Question

From a point on a bridge across a river, the angle of depression of the banks on the opposite side of the river are $30{}^\circ $ and $45{}^\circ $ respectively. If the bridge is at the height of 30 m from the banks, find the width of the river.

Answer 1

Hint: While solving this question, we will first visualize the given situation and draw a satisfying figure for the same. After that we will use the concept of the trigonometric ratios, that is, $\sin \theta =\dfrac{Perpendicular}{Hypotenuse},\cos \theta =\dfrac{Base}{Hypotenuse}$ and $\tan \theta =\dfrac{Perpendicular}{Base}$ to get the desired value.

Complete step-by-step answer:
In this question, we are asked to find the width of the river, which has a bridge on it at a height of 30 m and that bridge forms angles of depression of the banks on the opposite side of the river as $30{}^\circ $ and $45{}^\circ $. Let us draw the figure of the same of the given situation. The diagram is given below.

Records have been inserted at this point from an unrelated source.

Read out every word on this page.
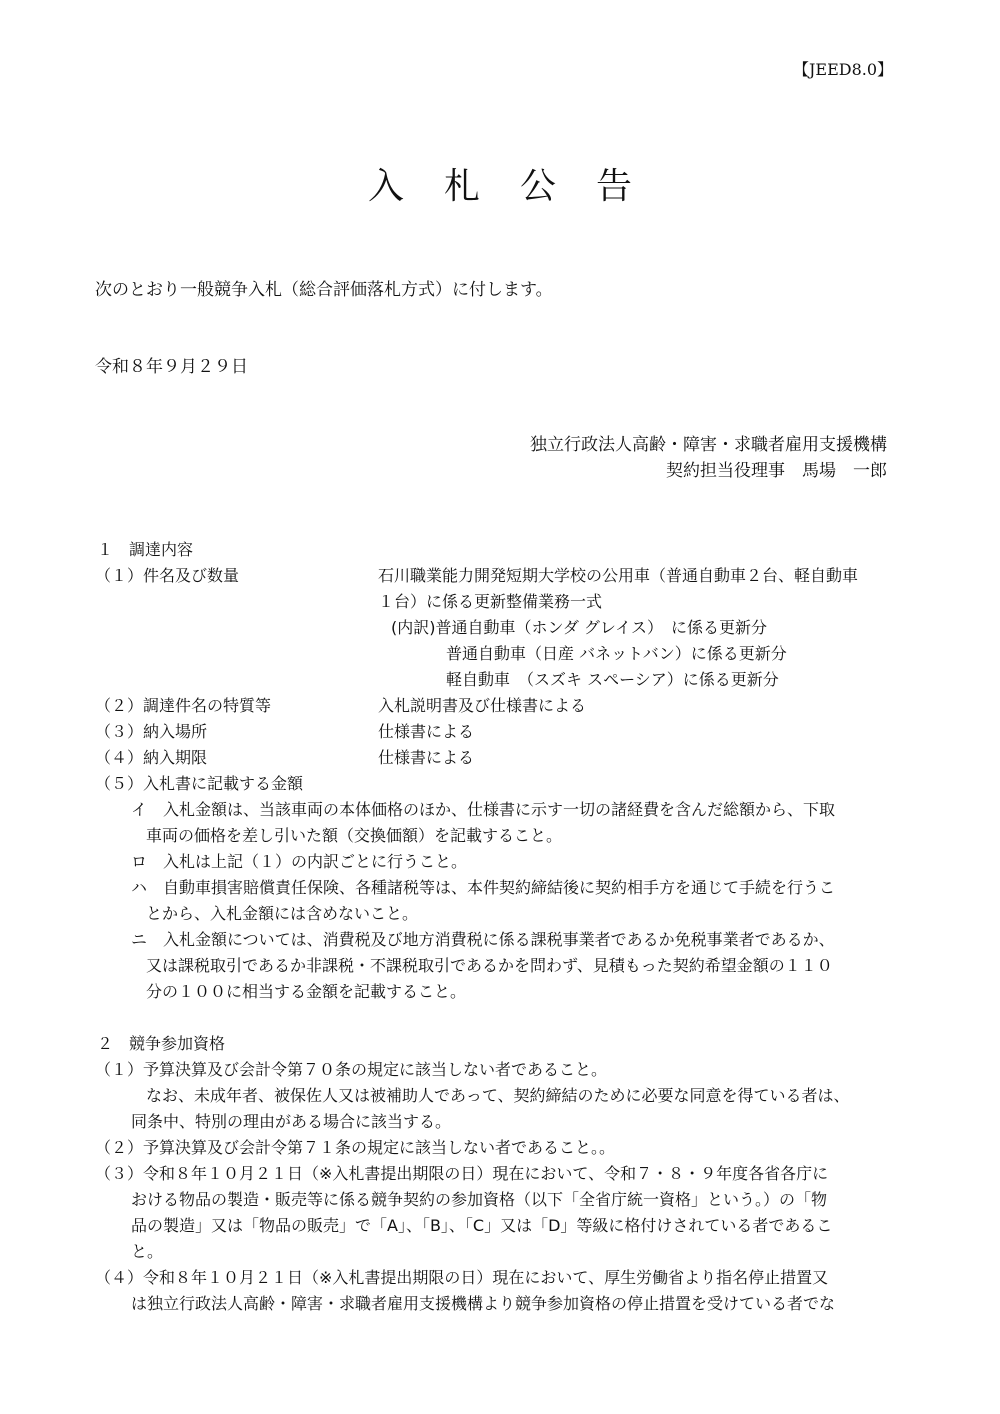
【JEED8.0】
入札公告
次のとおり一般競争入札（総合評価落札方式）に付します。
令和８年９月２９日
独立行政法人高齢・障害・求職者雇用支援機構
契約担当役理事　馬場　一郎
１　調達内容
（１）件名及び数量	石川職業能力開発短期大学校の公用車（普通自動車２台、軽自動車
１台）に係る更新整備業務一式
(内訳)普通自動車（ホンダ グレイス）　に係る更新分
普通自動車（日産 バネットバン）に係る更新分
軽自動車　（スズキ スペーシア）に係る更新分
（２）調達件名の特質等	入札説明書及び仕様書による
（３）納入場所	仕様書による
（４）納入期限	仕様書による
（５）入札書に記載する金額
イ　入札金額は、当該車両の本体価格のほか、仕様書に示す一切の諸経費を含んだ総額から、下取
車両の価格を差し引いた額（交換価額）を記載すること。
ロ　入札は上記（１）の内訳ごとに行うこと。
ハ　自動車損害賠償責任保険、各種諸税等は、本件契約締結後に契約相手方を通じて手続を行うこ
とから、入札金額には含めないこと。
ニ　入札金額については、消費税及び地方消費税に係る課税事業者であるか免税事業者であるか、
又は課税取引であるか非課税・不課税取引であるかを問わず、見積もった契約希望金額の１１０
分の１００に相当する金額を記載すること。
２　競争参加資格
（１）予算決算及び会計令第７０条の規定に該当しない者であること。
なお、未成年者、被保佐人又は被補助人であって、契約締結のために必要な同意を得ている者は、
同条中、特別の理由がある場合に該当する。
（２）予算決算及び会計令第７１条の規定に該当しない者であること。。
（３）令和８年１０月２１日（※入札書提出期限の日）現在において、令和７・８・９年度各省各庁に
おける物品の製造・販売等に係る競争契約の参加資格（以下「全省庁統一資格」という。）の「物
品の製造」又は「物品の販売」で「A」、「B」、「C」又は「D」等級に格付けされている者であるこ
と。
（４）令和８年１０月２１日（※入札書提出期限の日）現在において、厚生労働省より指名停止措置又
は独立行政法人高齢・障害・求職者雇用支援機構より競争参加資格の停止措置を受けている者でな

In the figure, we have considered the bridge at point D, so the height of the bridge is BD = 30 m. And we have considered A and C as the two banks of the river. So, the width of the river can be represented as AC. According to the question, we can say that angle EBA and angle FBC are $45{}^\circ $ and $30{}^\circ $ respectively as the angles of depression. And we know that the angle of depression is formed with the line parallel to the ground. So, EF is parallel to AC. Therefore by opposite interior angles property, we can say, $\angle EBA=\angle BAD=45{}^\circ $ and $\angle FBC=\angle BCD=30{}^\circ $.
We know that the trigonometric ratios are defined by the ratios of the sides and tangent ratio is defined as the ratio of perpendicular to base, that is, $\tan \theta =\dfrac{Perpendicular}{Base}$. So, we can say,
In $\Delta ABD,\tan \angle BAD=\dfrac{BD}{AD}\ldots \ldots \ldots \left( i \right)$
In $\Delta BCD,\tan \angle BCD=\dfrac{BD}{DC}\ldots \ldots \ldots \left( ii \right)$
Now, we will consider equation (i) and will put the values of angle BAD and BD, that is,$\angle BAD=45{}^\circ $ and BD = 30 m. So, we get,
$\tan 45{}^\circ =\dfrac{30}{AD}$
We know that $\tan 45{}^\circ =1$, so applying that, we can write,
$\begin{align}
  & 1=\dfrac{30}{AD} \\
 & \Rightarrow AD=30\ldots \ldots \ldots \left( iii \right) \\
\end{align}$
Now, if we consider equation (ii), and put the values of angle BCD and BD, that is, $\angle BCD=30{}^\circ $ and BD = 30 m, then we get,
$\tan 30{}^\circ =\dfrac{30}{DC}$
We know that $\tan 30{}^\circ =\dfrac{1}{\sqrt{3}}$, so applying that, we can write,
$\begin{align}
  & \dfrac{1}{\sqrt{3}}=\dfrac{30}{DC} \\
 & \Rightarrow DC=30\sqrt{3}\ldots \ldots \ldots \left( iv \right) \\
\end{align}$
Now, we have been asked to find the value of AC, which is nothing but the sum of AD and DC. So, we can write it as,
$AC=AD+DC$
From equation (iii) and (iv), we will put the values of AD and DC in the above equality, so we get,
$\begin{align}
  & AC=30+30\sqrt{3} \\
 & \Rightarrow AC=30\left( 1+\sqrt{3} \right) \\
\end{align}$
Hence, we can say that the width of the river is $30\left( 1+\sqrt{3} \right)$ metres.

Note: In this question, there are high possibilities that we make a mistake by writing the wrong value of $\tan 30{}^\circ $ or $\tan 45{}^\circ $. Also, we can make a mistake while writing the tangent ratios. So we should remember that $\tan 30{}^\circ =\dfrac{1}{\sqrt{3}}$ , $\tan 45{}^\circ =1$ and the tangent ratio is, $\tan \theta =\dfrac{Perpendicular}{Base}$.